The point is that E2 can act as an endocrine hormone in men, meaning it can be produced in one location, travel through the blood, and exert effects at a distant location. It pertains to TRT because TRT increases your serum E2 and this endocrine form of E2 signaling at the same time, for good, and for ill.

 

[Mastodont]

The point is that E2 can act as an endocrine hormone in men, meaning it can be produced in one location, travel through the blood, and exert effects at a distant location. It pertains to TRT because TRT increases your serum E2 and this endocrine form of E2 signaling at the same time, for good, and for ill.

Yes and pretty sure many will notice the adverse effects of added e2 orally or otherwise like myself, the most hardcore antiAI docs out there are bragging on their e2 add ons of course, meanwhile if you take notes, on the hardcore side of "there is no such thing as too high e2" certain behaviour traits seem common.

 

[jmbb]

if you take notes, on the hardcore side of "there is no such thing as too high e2" certain behaviour traits seem common.
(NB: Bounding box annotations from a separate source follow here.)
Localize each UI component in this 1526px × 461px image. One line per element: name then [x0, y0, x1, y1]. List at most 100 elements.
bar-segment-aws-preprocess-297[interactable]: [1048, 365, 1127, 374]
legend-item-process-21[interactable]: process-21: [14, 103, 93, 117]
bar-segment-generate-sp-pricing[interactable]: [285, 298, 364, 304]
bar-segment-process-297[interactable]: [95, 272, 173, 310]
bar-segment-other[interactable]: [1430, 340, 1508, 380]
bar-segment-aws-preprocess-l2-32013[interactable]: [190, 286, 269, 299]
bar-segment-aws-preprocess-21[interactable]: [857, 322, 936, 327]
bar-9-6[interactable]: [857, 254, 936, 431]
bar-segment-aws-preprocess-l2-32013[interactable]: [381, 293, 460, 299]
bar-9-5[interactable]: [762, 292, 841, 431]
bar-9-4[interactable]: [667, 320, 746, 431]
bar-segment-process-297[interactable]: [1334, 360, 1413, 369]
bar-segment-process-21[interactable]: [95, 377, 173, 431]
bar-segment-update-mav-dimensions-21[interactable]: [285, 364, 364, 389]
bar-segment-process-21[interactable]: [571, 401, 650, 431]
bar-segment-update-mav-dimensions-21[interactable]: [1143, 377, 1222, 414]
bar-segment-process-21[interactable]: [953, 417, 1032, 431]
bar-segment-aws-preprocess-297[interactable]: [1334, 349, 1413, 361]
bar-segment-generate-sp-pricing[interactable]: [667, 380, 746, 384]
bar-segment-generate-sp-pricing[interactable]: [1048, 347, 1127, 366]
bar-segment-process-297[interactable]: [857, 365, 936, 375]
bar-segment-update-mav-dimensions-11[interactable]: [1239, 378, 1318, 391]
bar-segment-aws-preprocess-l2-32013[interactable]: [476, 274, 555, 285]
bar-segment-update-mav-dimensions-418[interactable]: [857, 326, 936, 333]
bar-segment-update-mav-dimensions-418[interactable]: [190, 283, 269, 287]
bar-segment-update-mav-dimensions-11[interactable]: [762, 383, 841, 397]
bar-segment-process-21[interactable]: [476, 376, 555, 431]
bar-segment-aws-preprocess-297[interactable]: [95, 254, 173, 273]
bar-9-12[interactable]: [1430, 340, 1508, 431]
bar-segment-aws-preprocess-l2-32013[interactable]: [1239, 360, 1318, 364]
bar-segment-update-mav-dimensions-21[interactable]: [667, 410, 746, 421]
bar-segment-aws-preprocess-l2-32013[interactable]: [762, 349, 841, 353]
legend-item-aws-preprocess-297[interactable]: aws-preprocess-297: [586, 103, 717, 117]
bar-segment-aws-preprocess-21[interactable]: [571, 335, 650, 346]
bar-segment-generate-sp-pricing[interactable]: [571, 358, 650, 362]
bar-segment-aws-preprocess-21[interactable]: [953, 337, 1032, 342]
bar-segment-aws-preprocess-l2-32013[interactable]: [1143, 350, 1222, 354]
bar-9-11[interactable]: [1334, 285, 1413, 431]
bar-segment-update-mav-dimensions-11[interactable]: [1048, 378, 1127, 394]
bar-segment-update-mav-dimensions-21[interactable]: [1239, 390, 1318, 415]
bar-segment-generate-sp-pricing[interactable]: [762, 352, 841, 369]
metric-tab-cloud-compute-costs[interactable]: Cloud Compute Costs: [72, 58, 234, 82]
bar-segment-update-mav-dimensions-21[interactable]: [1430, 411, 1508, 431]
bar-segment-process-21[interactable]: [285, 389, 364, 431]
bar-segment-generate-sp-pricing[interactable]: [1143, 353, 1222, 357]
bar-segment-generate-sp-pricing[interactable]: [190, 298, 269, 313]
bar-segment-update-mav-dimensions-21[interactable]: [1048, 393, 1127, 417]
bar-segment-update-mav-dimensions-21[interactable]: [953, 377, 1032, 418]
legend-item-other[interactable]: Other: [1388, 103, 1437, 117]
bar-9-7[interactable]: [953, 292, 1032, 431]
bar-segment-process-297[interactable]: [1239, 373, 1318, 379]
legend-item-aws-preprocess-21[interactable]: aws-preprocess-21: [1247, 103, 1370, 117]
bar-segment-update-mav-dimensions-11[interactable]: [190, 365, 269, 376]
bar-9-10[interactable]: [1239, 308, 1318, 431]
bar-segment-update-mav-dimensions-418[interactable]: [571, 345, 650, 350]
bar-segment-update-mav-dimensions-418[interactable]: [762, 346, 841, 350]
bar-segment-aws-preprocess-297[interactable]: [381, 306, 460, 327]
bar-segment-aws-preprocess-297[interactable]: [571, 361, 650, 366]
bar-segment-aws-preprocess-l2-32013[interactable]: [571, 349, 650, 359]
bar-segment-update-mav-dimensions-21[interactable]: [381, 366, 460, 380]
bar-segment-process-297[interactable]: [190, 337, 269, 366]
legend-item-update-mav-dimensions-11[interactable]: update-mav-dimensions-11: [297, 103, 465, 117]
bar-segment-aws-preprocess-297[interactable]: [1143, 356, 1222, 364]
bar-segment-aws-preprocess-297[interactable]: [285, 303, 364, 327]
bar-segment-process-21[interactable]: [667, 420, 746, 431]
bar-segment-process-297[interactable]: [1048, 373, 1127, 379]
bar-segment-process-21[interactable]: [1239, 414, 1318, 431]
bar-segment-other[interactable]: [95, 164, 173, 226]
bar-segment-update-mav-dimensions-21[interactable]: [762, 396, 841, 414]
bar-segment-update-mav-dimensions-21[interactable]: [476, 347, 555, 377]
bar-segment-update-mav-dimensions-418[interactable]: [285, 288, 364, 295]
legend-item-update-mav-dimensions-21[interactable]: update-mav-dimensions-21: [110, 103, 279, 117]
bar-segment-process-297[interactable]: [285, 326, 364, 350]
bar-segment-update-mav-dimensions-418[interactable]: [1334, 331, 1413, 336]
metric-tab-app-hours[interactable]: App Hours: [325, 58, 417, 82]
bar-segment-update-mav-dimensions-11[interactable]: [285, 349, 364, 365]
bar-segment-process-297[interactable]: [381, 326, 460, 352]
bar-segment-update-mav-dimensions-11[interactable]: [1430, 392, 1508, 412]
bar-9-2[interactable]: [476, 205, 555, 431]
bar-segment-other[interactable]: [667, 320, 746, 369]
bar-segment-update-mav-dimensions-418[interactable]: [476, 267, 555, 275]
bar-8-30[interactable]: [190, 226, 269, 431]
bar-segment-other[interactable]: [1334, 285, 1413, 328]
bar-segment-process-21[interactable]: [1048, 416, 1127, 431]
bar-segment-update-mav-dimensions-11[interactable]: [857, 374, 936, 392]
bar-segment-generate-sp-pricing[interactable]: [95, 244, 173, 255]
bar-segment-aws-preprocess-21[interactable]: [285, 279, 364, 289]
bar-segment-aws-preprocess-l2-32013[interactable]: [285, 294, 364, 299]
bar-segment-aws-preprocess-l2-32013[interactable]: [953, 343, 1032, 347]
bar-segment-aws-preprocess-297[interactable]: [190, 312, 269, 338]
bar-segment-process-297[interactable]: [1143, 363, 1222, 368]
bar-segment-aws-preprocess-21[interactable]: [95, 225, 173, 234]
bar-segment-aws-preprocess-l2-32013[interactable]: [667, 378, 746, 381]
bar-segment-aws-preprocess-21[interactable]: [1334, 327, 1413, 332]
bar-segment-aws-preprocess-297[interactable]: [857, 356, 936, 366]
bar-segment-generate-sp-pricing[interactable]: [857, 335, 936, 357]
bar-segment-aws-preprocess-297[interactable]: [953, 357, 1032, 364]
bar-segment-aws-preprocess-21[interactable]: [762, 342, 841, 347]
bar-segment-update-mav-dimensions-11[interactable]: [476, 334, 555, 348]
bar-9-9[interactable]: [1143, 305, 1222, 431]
I was going to post this after a certain reply in this thread but didn't want to stir the pot too much lol

 

[Seagal]

Have you guys seen this research: Controlling the polycythemia effect associated with TRT

I think madman's post of this research hasn't gotten much attention.

Thanks for all the discussions and sharing of experiences. I gave up on optimizing my androgel with ancillaries (hcg, anastrozol, dhea, proviron). Yesterday I started with testosterone undecanoate subq.